(textutils.info)sort invocation
uniq invocation Up:
Operating on sorted files
`sort': Sort text files
=======================
`sort' sorts, merges, or compares all the lines from the given
files, or standard input if none are given or for a FILE of `-'. By
default, `sort' writes the results to standard output. Synopsis:
sort [OPTION]... [FILE]...
`sort' has three modes of operation: sort (the default), merge, and
check for sortedness. The following options change the operation mode:
`-c'
Check whether the given files are already sorted: if they are not
all sorted, print an error message and exit with a status of 1.
Otherwise, exit successfully.
`-m'
Merge the given files by sorting them as a group. Each input file
must always be individually sorted. It always works to sort
instead of merge; merging is provided because it is faster, in the
case where it works.
A pair of lines is compared as follows: if any key fields have been
specified, `sort' compares each pair of fields, in the order specified
on the command line, according to the associated ordering options,
until a difference is found or no fields are left.
If any of the global options `Mbdfinr' are given but no key fields
are specified, `sort' compares the entire lines according to the global
options.
Finally, as a last resort when all keys compare equal (or if no
ordering options were specified at all), `sort' compares the lines byte
by byte in machine collating sequence. The last resort comparison
honors the `-r' global option. The `-s' (stable) option disables this
last-resort comparison so that lines in which all fields compare equal
are left in their original relative order. If no fields or global
options are specified, `-s' has no effect.
GNU `sort' (as specified for all GNU utilities) has no limits on
input line length or restrictions on bytes allowed within lines. In
addition, if the final byte of an input file is not a newline, GNU
`sort' silently supplies one.
Upon any error, `sort' exits with a status of `2'.
If the environment variable `TMPDIR' is set, `sort' uses its value
as the directory for temporary files instead of `/tmp'. The `-T
TEMPDIR' option in turn overrides the environment variable.
The following options affect the ordering of output lines. They may
be specified globally or as part of a specific key field. If no key
fields are specified, global options apply to comparison of entire
lines; otherwise the global options are inherited by key fields that do
not specify any special options of their own.
`-b'
Ignore leading blanks when finding sort keys in each line.
`-d'
Sort in "phone directory" order: ignore all characters except
letters, digits and blanks when sorting.
`-f'
Fold lowercase characters into the equivalent uppercase characters
when sorting so that, for example, `b' and `B' sort as equal.
`-g'
Sort numerically, but use strtod(3) to arrive at the numeric
values.
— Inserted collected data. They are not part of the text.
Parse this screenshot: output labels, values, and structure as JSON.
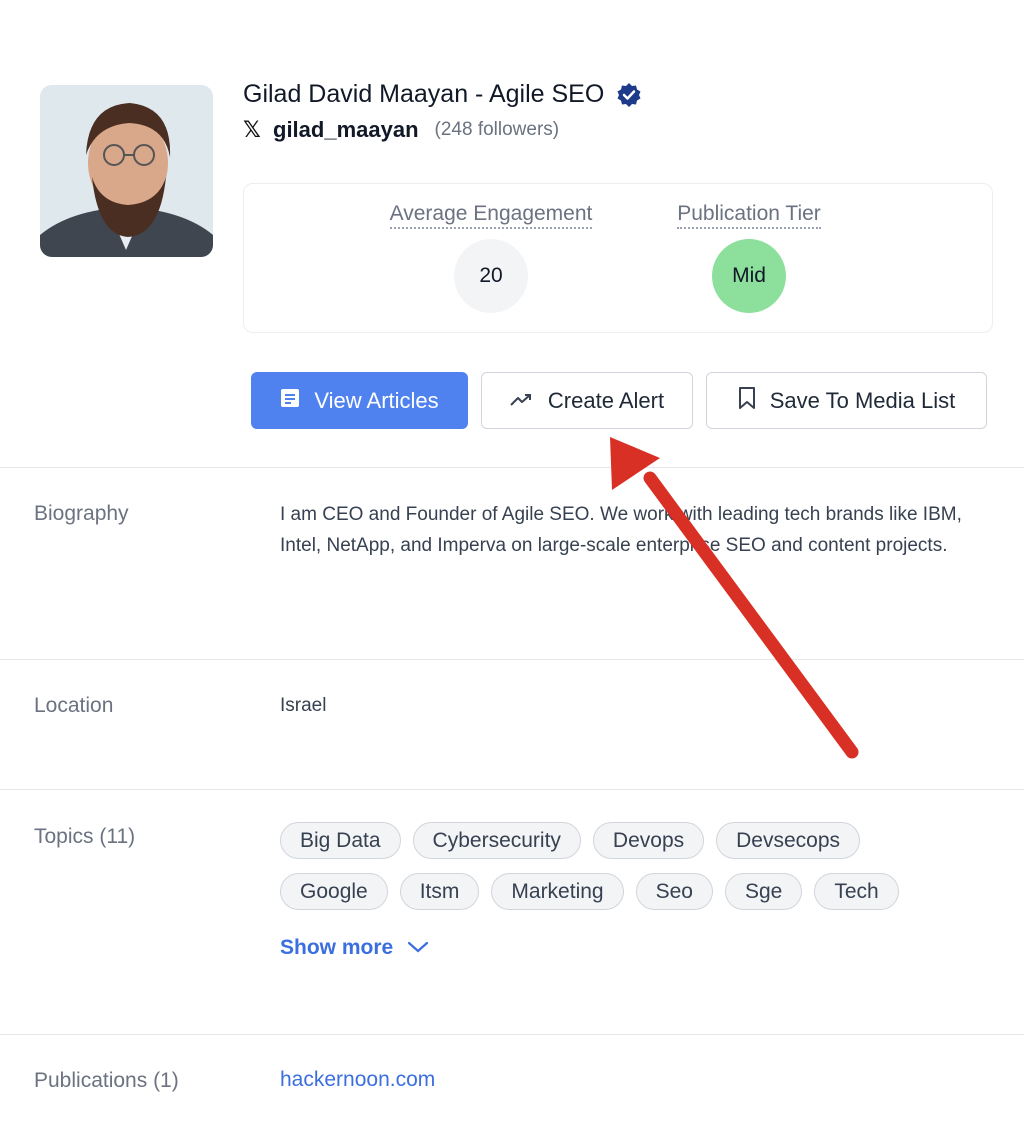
{
  "profile": {
    "name": "Gilad David Maayan - Agile SEO",
    "handle": "gilad_maayan",
    "followers": "(248 followers)"
  },
  "stats": {
    "engagement_label": "Average Engagement",
    "engagement_value": "20",
    "tier_label": "Publication Tier",
    "tier_value": "Mid"
  },
  "actions": {
    "view_articles": "View Articles",
    "create_alert": "Create Alert",
    "save_to_media_list": "Save To Media List"
  },
  "biography": {
    "label": "Biography",
    "text": "I am CEO and Founder of Agile SEO. We work with leading tech brands like IBM, Intel, NetApp, and Imperva on large-scale enterprise SEO and content projects."
  },
  "location": {
    "label": "Location",
    "value": "Israel"
  },
  "topics": {
    "label": "Topics (11)",
    "items": [
      "Big Data",
      "Cybersecurity",
      "Devops",
      "Devsecops",
      "Google",
      "Itsm",
      "Marketing",
      "Seo",
      "Sge",
      "Tech"
    ],
    "show_more": "Show more"
  },
  "publications": {
    "label": "Publications (1)",
    "items": [
      "hackernoon.com"
    ]
  },
  "colors": {
    "primary": "#4f82ef",
    "tier_mid": "#8ddf9c",
    "link": "#3b6fe0",
    "annotation_arrow": "#d93025"
  }
}
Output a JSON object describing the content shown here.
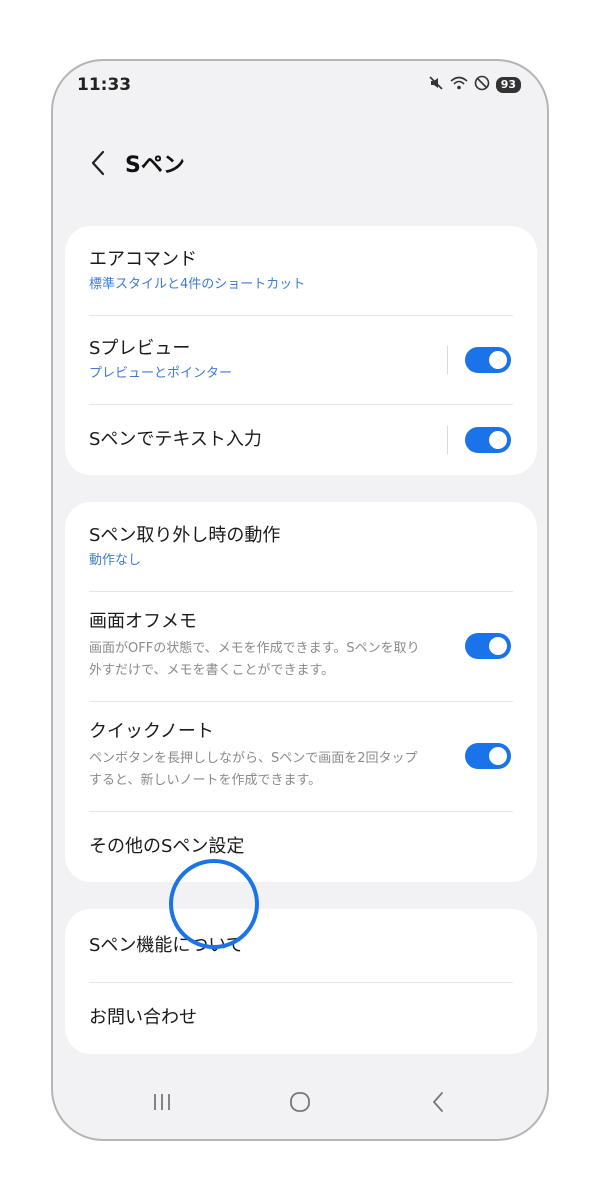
{
  "status_bar": {
    "time": "11:33",
    "battery": "93"
  },
  "header": {
    "title": "Sペン"
  },
  "group1": [
    {
      "title": "エアコマンド",
      "subtitle": "標準スタイルと4件のショートカット"
    },
    {
      "title": "Sプレビュー",
      "subtitle": "プレビューとポインター",
      "toggle": true
    },
    {
      "title": "Sペンでテキスト入力",
      "toggle": true
    }
  ],
  "group2": [
    {
      "title": "Sペン取り外し時の動作",
      "subtitle": "動作なし"
    },
    {
      "title": "画面オフメモ",
      "description": "画面がOFFの状態で、メモを作成できます。Sペンを取り外すだけで、メモを書くことができます。",
      "toggle": true
    },
    {
      "title": "クイックノート",
      "description": "ペンボタンを長押ししながら、Sペンで画面を2回タップすると、新しいノートを作成できます。",
      "toggle": true
    },
    {
      "title": "その他のSペン設定"
    }
  ],
  "group3": [
    {
      "title": "Sペン機能について"
    },
    {
      "title": "お問い合わせ"
    }
  ],
  "colors": {
    "accent": "#1a73e8",
    "link": "#3e7bd9",
    "background": "#f2f2f4"
  }
}
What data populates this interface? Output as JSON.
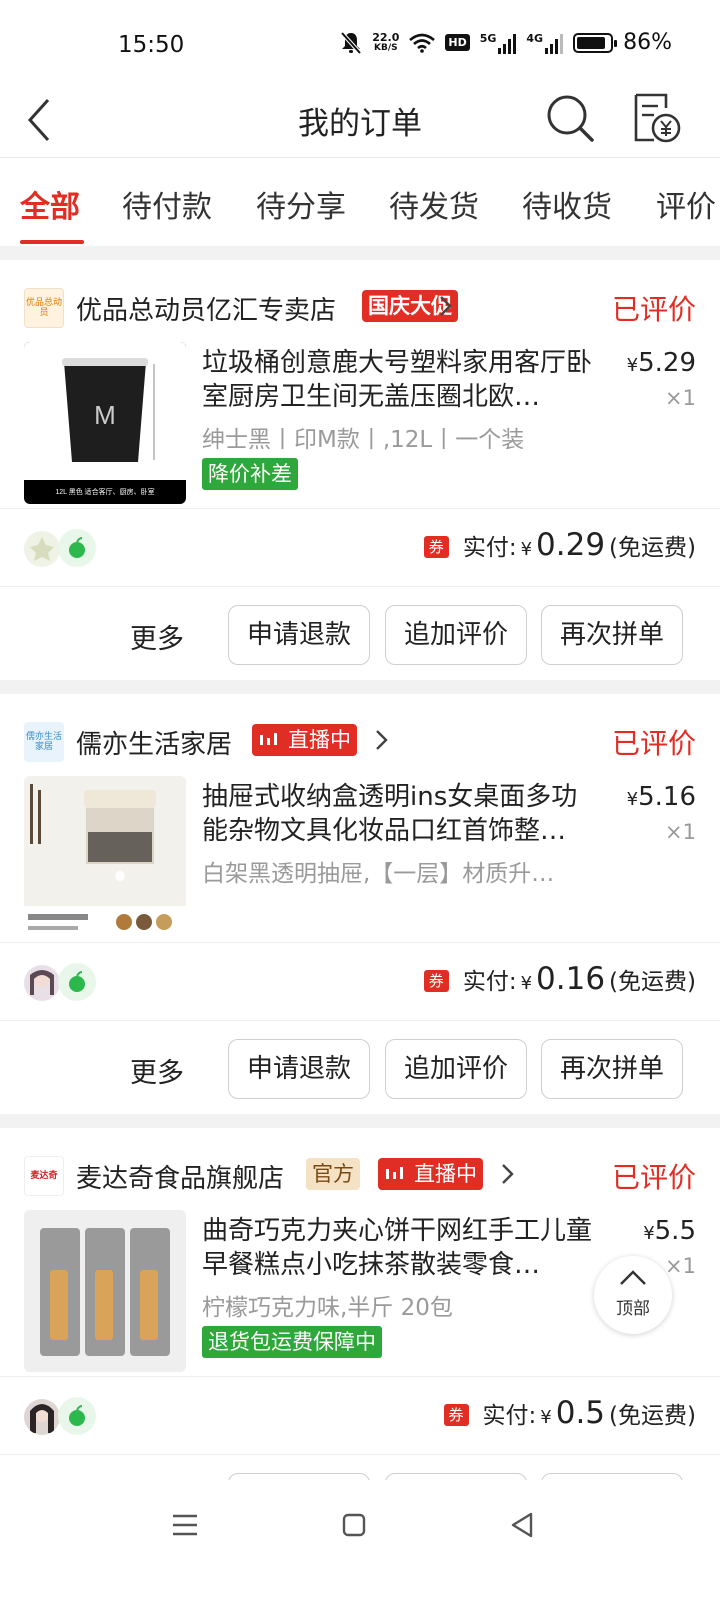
{
  "status_bar": {
    "time": "15:50",
    "net_speed_value": "22.0",
    "net_speed_unit": "KB/S",
    "hd_label": "HD",
    "signal1_label": "5G",
    "signal2_label": "4G",
    "battery_percent": 86,
    "battery_text": "86%"
  },
  "header": {
    "title": "我的订单"
  },
  "tabs": [
    {
      "label": "全部",
      "active": true
    },
    {
      "label": "待付款"
    },
    {
      "label": "待分享"
    },
    {
      "label": "待发货"
    },
    {
      "label": "待收货"
    },
    {
      "label": "评价"
    }
  ],
  "orders": [
    {
      "shop_logo_text": "优品总动员",
      "shop_name": "优品总动员亿汇专卖店",
      "tags": [
        {
          "text": "国庆大促",
          "color": "#e02e24"
        }
      ],
      "status": "已评价",
      "product_title": "垃圾桶创意鹿大号塑料家用客厅卧室厨房卫生间无盖压圈北欧…",
      "thumb_letter": "M",
      "thumb_caption": "12L  黑色  适合客厅、厨房、卧室",
      "price_symbol": "¥",
      "price": "5.29",
      "qty": "×1",
      "spec": "绅士黑丨印M款丨,12L丨一个装",
      "green_badge": "降价补差",
      "pay_coupon": "券",
      "pay_label": "实付:",
      "pay_symbol": "¥",
      "pay_amount": "0.29",
      "pay_note": "(免运费)",
      "more": "更多",
      "buttons": [
        "申请退款",
        "追加评价",
        "再次拼单"
      ]
    },
    {
      "shop_logo_text": "儒亦生活家居",
      "shop_name": "儒亦生活家居",
      "tags": [
        {
          "text": "直播中",
          "color": "#e02e24"
        }
      ],
      "status": "已评价",
      "product_title": "抽屉式收纳盒透明ins女桌面多功能杂物文具化妆品口红首饰整…",
      "price_symbol": "¥",
      "price": "5.16",
      "qty": "×1",
      "spec": "白架黑透明抽屉,【一层】材质升…",
      "pay_coupon": "券",
      "pay_label": "实付:",
      "pay_symbol": "¥",
      "pay_amount": "0.16",
      "pay_note": "(免运费)",
      "more": "更多",
      "buttons": [
        "申请退款",
        "追加评价",
        "再次拼单"
      ]
    },
    {
      "shop_logo_text": "麦达奇",
      "shop_name": "麦达奇食品旗舰店",
      "tags": [
        {
          "text": "官方",
          "color": "#f5e1c4"
        },
        {
          "text": "直播中",
          "color": "#e02e24"
        }
      ],
      "status": "已评价",
      "product_title": "曲奇巧克力夹心饼干网红手工儿童早餐糕点小吃抹茶散装零食…",
      "price_symbol": "¥",
      "price": "5.5",
      "qty": "×1",
      "spec": "柠檬巧克力味,半斤 20包",
      "green_badge": "退货包运费保障中",
      "pay_coupon": "券",
      "pay_label": "实付:",
      "pay_symbol": "¥",
      "pay_amount": "0.5",
      "pay_note": "(免运费)"
    }
  ],
  "back_to_top": "顶部",
  "colors": {
    "accent": "#e02e24",
    "green": "#2ea83a",
    "gap": "#f2f2f2"
  }
}
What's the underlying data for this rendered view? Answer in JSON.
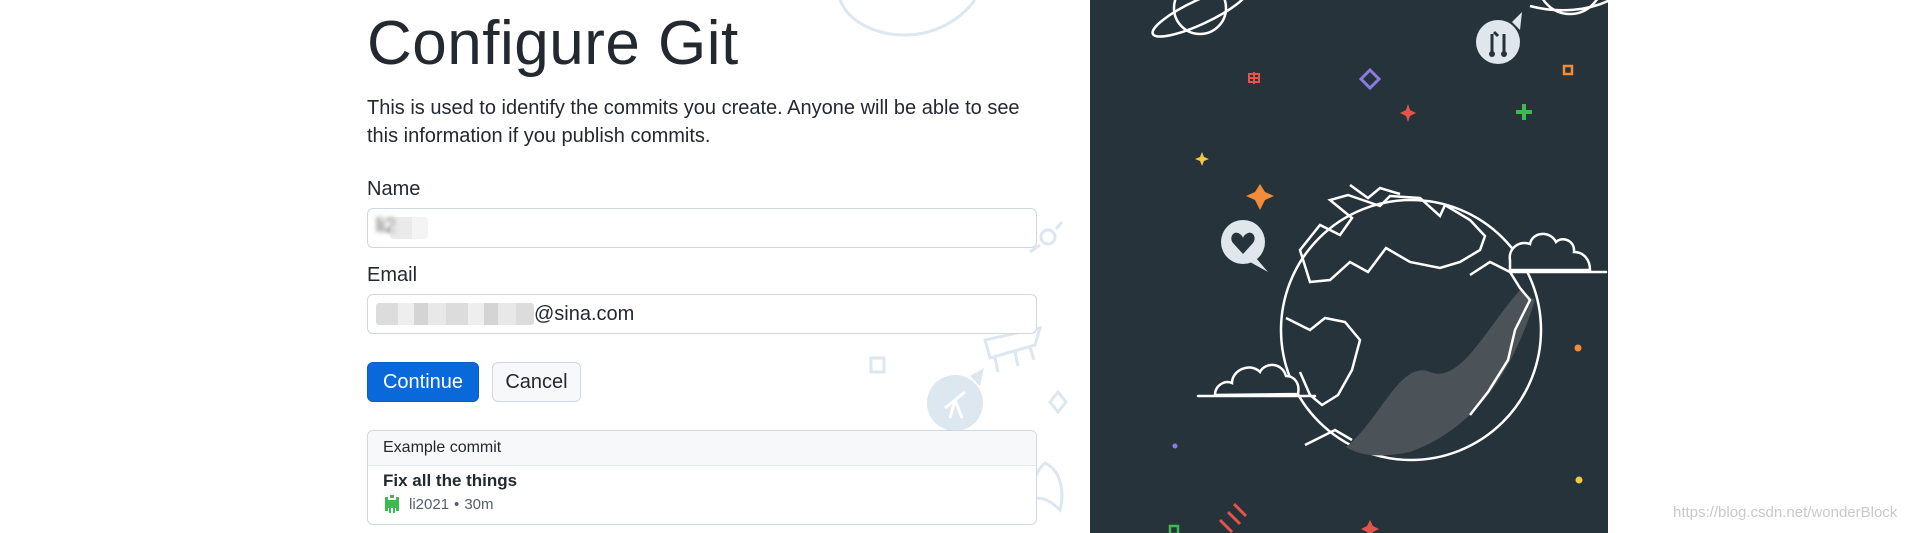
{
  "page": {
    "title": "Configure Git",
    "description": "This is used to identify the commits you create. Anyone will be able to see this information if you publish commits."
  },
  "form": {
    "name_label": "Name",
    "name_value": "li2",
    "email_label": "Email",
    "email_value_visible": "@sina.com"
  },
  "buttons": {
    "continue": "Continue",
    "cancel": "Cancel"
  },
  "example_commit": {
    "header": "Example commit",
    "message": "Fix all the things",
    "author": "li2021",
    "separator": "•",
    "time": "30m"
  },
  "watermark": "https://blog.csdn.net/wonderBlock",
  "colors": {
    "primary": "#0969da",
    "panel_bg": "#27333b"
  },
  "icons": [
    "planet-icon",
    "pull-request-bubble-icon",
    "heart-bubble-icon",
    "globe-illustration",
    "telescope-icon",
    "rocket-icon",
    "sparkle-icon"
  ]
}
This allows floating point numbers to be specified in
scientific notation, like `1.0e-34' and `10e100'. Use this option
only if there is no alternative; it is much slower than `-n' and
numbers with too many significant digits will be compared as if
they had been truncated. In addition, numbers outside the range
of representable double precision floating point numbers are
treated as if they were zeroes; overflow and underflow are not
reported.
`-i'
Ignore characters outside the printable ASCII range 040-0176 octal
(inclusive) when sorting.
`-M'
An initial string, consisting of any amount of whitespace, followed
by three letters abbreviating a month name, is folded to UPPER
case and compared in the order `JAN' < `FEB' < ... < `DEC'.
Invalid names compare low to valid names.
`-n'
Sort numerically: the number begins each line; specifically, it
consists of optional whitespace, an optional `-' sign, and zero or
more digits, optionally followed by a decimal point and zero or
more digits.
`sort -n' uses what might be considered an unconventional method
to compare strings representing floating point numbers. Rather
than first converting each string to the C `double' type and then
comparing those values, sort aligns the decimal points in the two
strings and compares the strings a character at a time. One
benefit of using this approach is its speed. In practice this is
much more efficient than performing the two corresponding
string-to-double (or even string-to-integer) conversions and then
comparing doubles. In addition, there is no corresponding loss of
precision. Converting each string to `double' before comparison
would limit precision to about 16 digits on most systems.
Neither a leading `+' nor exponential notation is recognized. To
compare such strings numerically, use the `-g' option.
`-r'
Reverse the result of comparison, so that lines with greater key
values appear earlier in the output instead of later.
Other options are:
`-o OUTPUT-FILE'
Write output to OUTPUT-FILE instead of standard output. If
OUTPUT-FILE is one of the input files, `sort' copies it to a
temporary file before sorting and writing the output to
OUTPUT-FILE.
`-t SEPARATOR'
Use character SEPARATOR as the field separator when finding the
sort keys in each line. By default, fields are separated by the
empty string between a non-whitespace character and a whitespace
character. That is, given the input line ` foo bar', `sort'
breaks it into fields ` foo' and ` bar'. The field separator is
not considered to be part of either the field preceding or the
field following.
`-u'
For the default case or the `-m' option, only output the first of
a sequence of lines that compare equal. For the `-c' option,
check that no pair of consecutive lines compares equal.
`-k POS1[,POS2]'
The recommended, POSIX, option for specifying a sort field. The
field consists of the line between POS1 and POS2 (or the end of
the line, if POS2 is omitted), inclusive. Fields and character
positions are numbered starting with 1. See below.
`-z'
Treat the input as a set of lines, each terminated by a zero byte
(ASCII NUL (Null) character) instead of a ASCII LF (Line Feed.)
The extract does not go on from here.